One day she’s befriended by two cats — Tib and Gib — who belong to a local boy named Peter (Louis Ashbourne Serkis, son of famed motion-control actor Andy Serkis). The cats lead her to an unusual plant with glowing blue flowers that we recognize from the prologue; Zebedee identifies them as “fly-by-nights,” reputed to be coveted by witches, for their magical powers.

The following day, Gib has disappeared; a clearly agitated Tib leads Mary into the woods, despite an enveloping mist that Aunt Charlotte and all locals regard as “dangerous” (precisely why, is left unexplained). Mary finds a broom — the broom, from the prologue — and something quite unexpected occurs, when she mashes one of the blue flowers on its wooden shaft.

One exhilarating ride over the clouds later, Mary and Tib find themselves at a massive campus: Endor College, where young witches and warlocks come to study.
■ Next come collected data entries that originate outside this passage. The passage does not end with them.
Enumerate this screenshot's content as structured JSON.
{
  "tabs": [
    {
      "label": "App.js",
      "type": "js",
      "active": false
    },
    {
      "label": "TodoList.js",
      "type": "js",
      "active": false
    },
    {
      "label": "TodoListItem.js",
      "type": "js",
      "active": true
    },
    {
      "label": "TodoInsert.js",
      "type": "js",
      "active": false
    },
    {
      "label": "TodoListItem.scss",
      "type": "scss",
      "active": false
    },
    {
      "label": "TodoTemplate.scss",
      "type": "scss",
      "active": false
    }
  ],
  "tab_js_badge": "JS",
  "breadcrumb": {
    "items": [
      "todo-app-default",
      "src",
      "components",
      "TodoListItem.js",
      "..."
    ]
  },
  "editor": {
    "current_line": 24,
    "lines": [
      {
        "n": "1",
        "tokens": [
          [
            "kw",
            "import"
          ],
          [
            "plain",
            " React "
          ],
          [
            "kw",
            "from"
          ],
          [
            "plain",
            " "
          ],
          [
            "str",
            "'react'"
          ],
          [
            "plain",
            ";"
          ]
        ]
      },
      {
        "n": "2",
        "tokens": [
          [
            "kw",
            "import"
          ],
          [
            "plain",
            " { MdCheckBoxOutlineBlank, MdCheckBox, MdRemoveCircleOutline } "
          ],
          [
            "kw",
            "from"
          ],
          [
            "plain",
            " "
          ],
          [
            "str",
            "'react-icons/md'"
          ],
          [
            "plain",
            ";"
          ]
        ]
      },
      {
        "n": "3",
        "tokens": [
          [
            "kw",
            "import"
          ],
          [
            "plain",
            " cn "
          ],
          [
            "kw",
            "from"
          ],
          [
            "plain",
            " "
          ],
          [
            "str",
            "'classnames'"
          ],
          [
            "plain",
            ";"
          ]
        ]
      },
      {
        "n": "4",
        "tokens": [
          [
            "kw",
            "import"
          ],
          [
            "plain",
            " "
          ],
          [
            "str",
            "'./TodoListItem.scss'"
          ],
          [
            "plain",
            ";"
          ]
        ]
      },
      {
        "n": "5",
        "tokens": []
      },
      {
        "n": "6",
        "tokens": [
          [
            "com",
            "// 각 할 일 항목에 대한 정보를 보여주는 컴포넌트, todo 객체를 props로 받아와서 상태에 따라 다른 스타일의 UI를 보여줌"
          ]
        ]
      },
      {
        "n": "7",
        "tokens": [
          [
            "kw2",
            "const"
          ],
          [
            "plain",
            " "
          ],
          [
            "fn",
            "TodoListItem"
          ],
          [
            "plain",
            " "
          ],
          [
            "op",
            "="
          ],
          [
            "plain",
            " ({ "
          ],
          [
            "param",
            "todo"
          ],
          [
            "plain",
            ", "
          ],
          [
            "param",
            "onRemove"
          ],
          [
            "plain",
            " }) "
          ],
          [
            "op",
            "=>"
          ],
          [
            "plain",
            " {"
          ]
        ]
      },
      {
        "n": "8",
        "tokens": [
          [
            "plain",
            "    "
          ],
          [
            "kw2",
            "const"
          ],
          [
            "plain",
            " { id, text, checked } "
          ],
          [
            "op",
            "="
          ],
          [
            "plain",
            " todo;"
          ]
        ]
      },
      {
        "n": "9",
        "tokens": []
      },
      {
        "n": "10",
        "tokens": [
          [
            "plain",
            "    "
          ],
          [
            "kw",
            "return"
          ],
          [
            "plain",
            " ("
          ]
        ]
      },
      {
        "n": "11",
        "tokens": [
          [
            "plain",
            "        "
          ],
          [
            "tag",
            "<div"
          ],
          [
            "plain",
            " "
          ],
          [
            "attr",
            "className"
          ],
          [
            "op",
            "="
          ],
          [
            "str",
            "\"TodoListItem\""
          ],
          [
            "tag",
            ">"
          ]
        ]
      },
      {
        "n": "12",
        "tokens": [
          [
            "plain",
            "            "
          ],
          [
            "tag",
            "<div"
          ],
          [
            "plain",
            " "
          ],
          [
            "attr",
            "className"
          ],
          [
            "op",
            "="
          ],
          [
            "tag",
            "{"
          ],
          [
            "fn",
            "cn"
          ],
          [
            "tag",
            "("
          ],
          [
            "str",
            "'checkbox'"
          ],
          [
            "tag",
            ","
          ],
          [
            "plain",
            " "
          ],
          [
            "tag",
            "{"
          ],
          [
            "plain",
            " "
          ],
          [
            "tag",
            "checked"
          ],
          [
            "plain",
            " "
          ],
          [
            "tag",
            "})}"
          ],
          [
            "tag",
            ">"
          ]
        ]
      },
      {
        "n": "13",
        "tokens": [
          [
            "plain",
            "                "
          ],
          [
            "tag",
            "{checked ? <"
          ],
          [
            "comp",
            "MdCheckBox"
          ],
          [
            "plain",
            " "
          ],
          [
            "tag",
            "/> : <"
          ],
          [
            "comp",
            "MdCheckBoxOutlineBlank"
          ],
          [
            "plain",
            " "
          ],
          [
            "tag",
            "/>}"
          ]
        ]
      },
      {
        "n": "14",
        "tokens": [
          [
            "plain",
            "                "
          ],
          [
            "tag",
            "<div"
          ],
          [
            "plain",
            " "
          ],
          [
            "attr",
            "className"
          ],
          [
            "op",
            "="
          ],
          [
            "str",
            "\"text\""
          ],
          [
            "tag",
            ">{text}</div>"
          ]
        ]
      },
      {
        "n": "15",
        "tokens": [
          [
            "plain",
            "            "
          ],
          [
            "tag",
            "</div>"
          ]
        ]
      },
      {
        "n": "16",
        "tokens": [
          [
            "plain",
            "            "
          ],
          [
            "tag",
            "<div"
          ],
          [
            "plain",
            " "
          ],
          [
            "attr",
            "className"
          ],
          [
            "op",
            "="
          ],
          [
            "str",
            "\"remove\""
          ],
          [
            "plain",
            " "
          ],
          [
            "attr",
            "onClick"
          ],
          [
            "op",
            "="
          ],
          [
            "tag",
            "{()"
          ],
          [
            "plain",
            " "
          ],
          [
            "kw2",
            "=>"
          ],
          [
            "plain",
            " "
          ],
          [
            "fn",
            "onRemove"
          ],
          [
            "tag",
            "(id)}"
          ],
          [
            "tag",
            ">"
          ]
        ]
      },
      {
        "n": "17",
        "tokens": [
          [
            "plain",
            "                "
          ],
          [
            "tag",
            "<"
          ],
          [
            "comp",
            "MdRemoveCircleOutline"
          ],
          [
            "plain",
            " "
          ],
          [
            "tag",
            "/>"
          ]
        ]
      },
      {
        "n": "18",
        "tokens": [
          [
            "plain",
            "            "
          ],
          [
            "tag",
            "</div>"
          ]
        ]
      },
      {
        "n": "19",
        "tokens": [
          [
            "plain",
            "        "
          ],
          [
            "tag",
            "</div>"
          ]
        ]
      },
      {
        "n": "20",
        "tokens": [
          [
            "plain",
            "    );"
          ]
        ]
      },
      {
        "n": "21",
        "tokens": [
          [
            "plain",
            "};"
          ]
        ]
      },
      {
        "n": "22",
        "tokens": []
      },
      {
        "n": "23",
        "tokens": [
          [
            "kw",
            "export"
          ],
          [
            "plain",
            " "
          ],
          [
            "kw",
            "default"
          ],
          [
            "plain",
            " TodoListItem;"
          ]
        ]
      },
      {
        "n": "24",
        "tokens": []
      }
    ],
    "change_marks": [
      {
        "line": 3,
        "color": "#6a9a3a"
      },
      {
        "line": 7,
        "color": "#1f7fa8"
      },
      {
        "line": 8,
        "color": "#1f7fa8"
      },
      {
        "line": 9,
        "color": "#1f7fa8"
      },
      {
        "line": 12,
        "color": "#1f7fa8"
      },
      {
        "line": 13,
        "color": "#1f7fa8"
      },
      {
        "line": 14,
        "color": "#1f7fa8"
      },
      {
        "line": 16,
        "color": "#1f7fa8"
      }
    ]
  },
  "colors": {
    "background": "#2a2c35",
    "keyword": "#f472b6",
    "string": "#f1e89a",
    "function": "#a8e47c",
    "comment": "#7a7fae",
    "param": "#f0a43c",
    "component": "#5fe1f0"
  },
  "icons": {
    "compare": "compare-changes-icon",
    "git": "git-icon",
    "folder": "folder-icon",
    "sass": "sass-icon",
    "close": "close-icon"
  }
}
The typically Japanese fantasy creatures and steampunk touches notwithstanding, the exterior and interior are a total steal from Harry Potter’s Hogwarts.

(Mind you, Mary Stewart clearly got there first, given that her book preceded J.K. Rowlings’ first novel by a quarter-century. But that doesn’t excuse Yonebayashi from visualizing Stewart’s Endor College in such a derivative manner, which positively screams Hogwarts.)

Anyway…

Head mistress Madam Mumblechook (Kate Winslet) and chemistry teacher Doctor Dee (Jim Broadbent) assume that Mary is a new student; to her surprise — and delight — the fly-by-night has indeed granted her some impressive magical skills. Everything seems fantabulous, giving the formerly woebegone Mary an exciting new sense of self.

Ah, but appearances can be deceiving. 

Endor College clearly is concealing something awful behind two massive doors kept locked by a magical spell, and Madam Mumblechook — despite her outward cheerfulness — seems to be rather too welcoming.

Indeed, Mary — and Peter, and the cats — quickly find themselves in quite a pickle. The film’s second and third acts involve chases, skirmishes, ill-advised decisions and many magical battles. 

All of this should be suspenseful, but it doesn’t work out that way. Although Mary has the stubborn determination and resourceful pluck we expect from an animé heroine, her successes and failures feel rushed, contrived and manipulative, rather than the organic ups and downs of a coherent narrative.

Her stalwart courage notwithstanding, we don’t know Mary well enough to care about her; frankly, I was more concerned — throughout — about the cats. We definitely need more back-story on Madam Mumblechook and Doctor Dee, and their eventual fate is left undisclosed (which is ridiculous).

Odd, as well, that the range of a key “totality spell” varies so much, and that Endor broomkeeper Flanagan (Ewen Bremner) never seems to be affected by any of these magical doings.

All told, the package is undeniably gorgeous, but Yonebayashi’s attention to narrative detail leaves much to be desired. He needs to remember what Miyazaki always has understood: Nothing is more important than story.